Saturday, February 14, 2009

Hot therapy

My doctor at The Klinik in German told me yesterday that she wants me to undergo something called “hot therapy” when I get to The Klinik for post-radiation treatment.  In the meantime, she said I should continue doing what I’m doing, and start drips with Vitamin C and Vitamin D with minerals on Tuesday.

Hot therapy?  Here’s what I found out about it:

It’s officially known as “regional hyperthermia,” and what it does is expose the body tissue in and around a tumor to high temperatures-- as high as 113º Fahrenheit. The therapy was developed after studies showed that such heat can kill cancer cells directly, as well as apparently make some tumors more susceptible to the effects of chemotherapy, with minimal injury to normal tissue.

Hot therapy isn’t common in the United States, but it has been tested in clinical trials, primarily in Europe.  The main trial was led by Rolf Issels, M.D., Ph.D., of the University of Munich in Germany, and supported by the European Organization for Research and Treatment of Cancer and the European Society for Hyperthermic Oncology.

Patients with high-risk soft tissue sarcomas whose tumors were treated with a kind of localized heat therapy and other treatment lived longer without their disease worsening or returning than did those who did not receive hot therapy.

Checked out about 25 months later, patients who’d received hot therapy did significantly better by nearly all measures.

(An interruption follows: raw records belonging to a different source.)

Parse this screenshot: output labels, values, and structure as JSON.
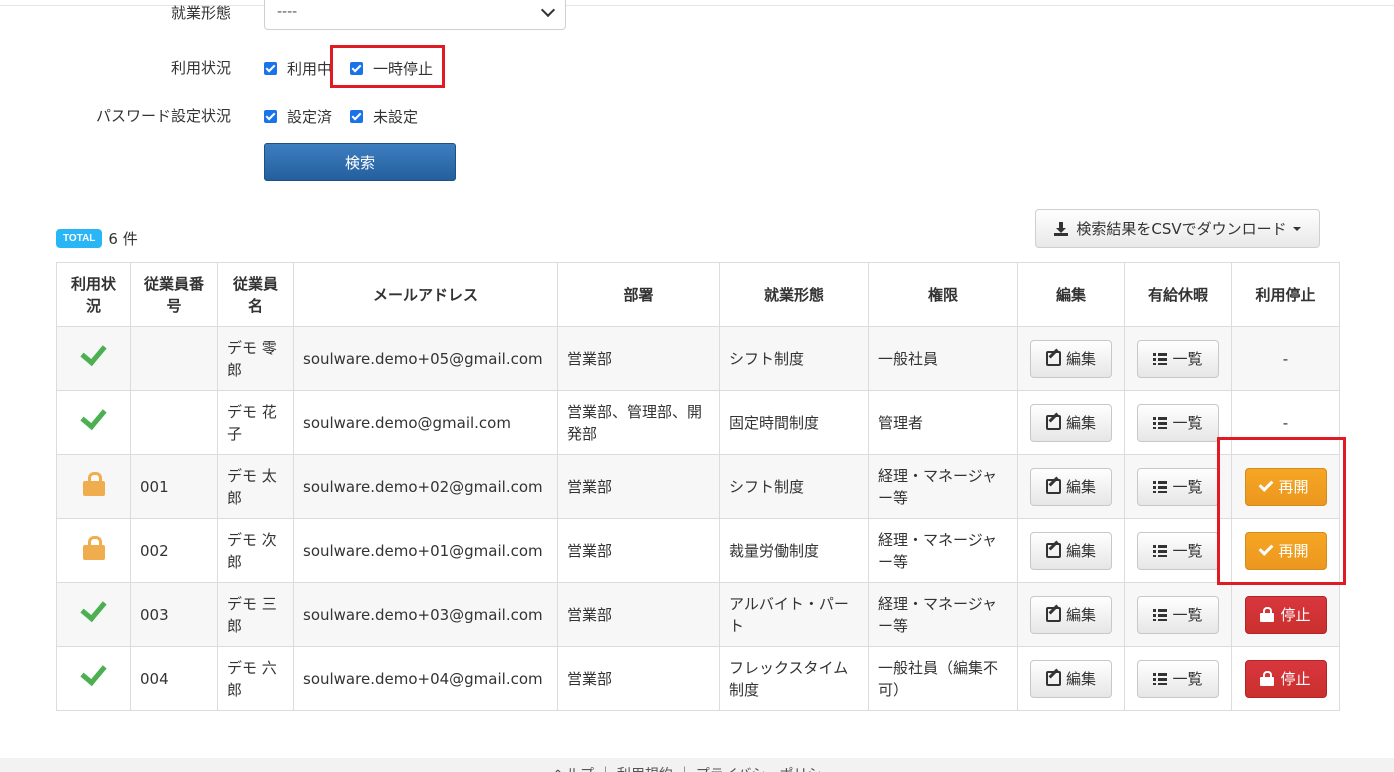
{
  "form": {
    "employment_type": {
      "label": "就業形態",
      "value": "----"
    },
    "usage_status": {
      "label": "利用状況",
      "options": [
        {
          "label": "利用中"
        },
        {
          "label": "一時停止"
        }
      ]
    },
    "password_status": {
      "label": "パスワード設定状況",
      "options": [
        {
          "label": "設定済"
        },
        {
          "label": "未設定"
        }
      ]
    },
    "search_label": "検索"
  },
  "total": {
    "badge": "TOTAL",
    "count": "6 件"
  },
  "csv_button_label": "検索結果をCSVでダウンロード",
  "table": {
    "headers": [
      "利用状況",
      "従業員番号",
      "従業員名",
      "メールアドレス",
      "部署",
      "就業形態",
      "権限",
      "編集",
      "有給休暇",
      "利用停止"
    ],
    "edit_label": "編集",
    "list_label": "一覧",
    "resume_label": "再開",
    "stop_label": "停止",
    "rows": [
      {
        "status": "active",
        "number": "",
        "name": "デモ 零郎",
        "email": "soulware.demo+05@gmail.com",
        "dept": "営業部",
        "employment": "シフト制度",
        "role": "一般社員",
        "action": "-"
      },
      {
        "status": "active",
        "number": "",
        "name": "デモ 花子",
        "email": "soulware.demo@gmail.com",
        "dept": "営業部、管理部、開発部",
        "employment": "固定時間制度",
        "role": "管理者",
        "action": "-"
      },
      {
        "status": "paused",
        "number": "001",
        "name": "デモ 太郎",
        "email": "soulware.demo+02@gmail.com",
        "dept": "営業部",
        "employment": "シフト制度",
        "role": "経理・マネージャー等",
        "action": "resume"
      },
      {
        "status": "paused",
        "number": "002",
        "name": "デモ 次郎",
        "email": "soulware.demo+01@gmail.com",
        "dept": "営業部",
        "employment": "裁量労働制度",
        "role": "経理・マネージャー等",
        "action": "resume"
      },
      {
        "status": "active",
        "number": "003",
        "name": "デモ 三郎",
        "email": "soulware.demo+03@gmail.com",
        "dept": "営業部",
        "employment": "アルバイト・パート",
        "role": "経理・マネージャー等",
        "action": "stop"
      },
      {
        "status": "active",
        "number": "004",
        "name": "デモ 六郎",
        "email": "soulware.demo+04@gmail.com",
        "dept": "営業部",
        "employment": "フレックスタイム制度",
        "role": "一般社員（編集不可）",
        "action": "stop"
      }
    ]
  },
  "footer": {
    "text": "ヘルプ ｜ 利用規約 ｜ プライバシーポリシー"
  },
  "colors": {
    "accent": "#245f9d",
    "active": "#4caf50",
    "paused": "#f0ad4e",
    "stop": "#c9302c",
    "highlight": "#e01b24"
  },
  "icons": {
    "active": "check-icon",
    "paused": "lock-icon",
    "edit": "edit-icon",
    "list": "list-icon",
    "download": "download-icon"
  }
}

Their disease-free survival was 16 months, compared to 13 months for those on chemotherapy alone-- a 35 percent reduction in risk.  Partial and complete tumor responses were seen in 28.7 percent of hot therapy patients, compared to 12.6 percent for those receiving chemotherapy alone.

Patients treated with hot therapy also went an average of 38 months before local progression of disease, compared to 26 months for chemotherapy alone.  That’s a 32 percent reduction in risk.

And in case it sounds a bit on the edge, I found a quote from Barry Anderson, M.D., a senior investigator in the National Cancer Institute’s Cancer Therapy Evaluation Program (NCI is the US government’s main cancer research agency):

“The addition of regional hyperthermia improves the response of these soft tissue sarcomas to the standard chemotherapy. Though we don’t know if these patients will live longer (than those not receiving hot therapy), disease recurrence and local progression are both significantly improved.”

Someone asked me why I’m doing hot therapy now that my chemotherapy treatment is finished.  That’s because I still have enough chemo in my soft tissue that the heat will activate what’s left in my system. 

These Germans have been doing this a long time.

I also started taking On The Rock Nutrition. I don't know where to buy it other than at  I take the The Men's Mix, The Daily Mix and Energy Mix every day. These vegetable, fruit and herb dietary supplements bring down the body’s acid level and raise the alkaline level. Cancer cells thrive in bodies with high acid levels. High alkaline in the body is a perfect  environment to prevent cancer cells from living.

I'll let you know how I feel after my drips on Tuesday.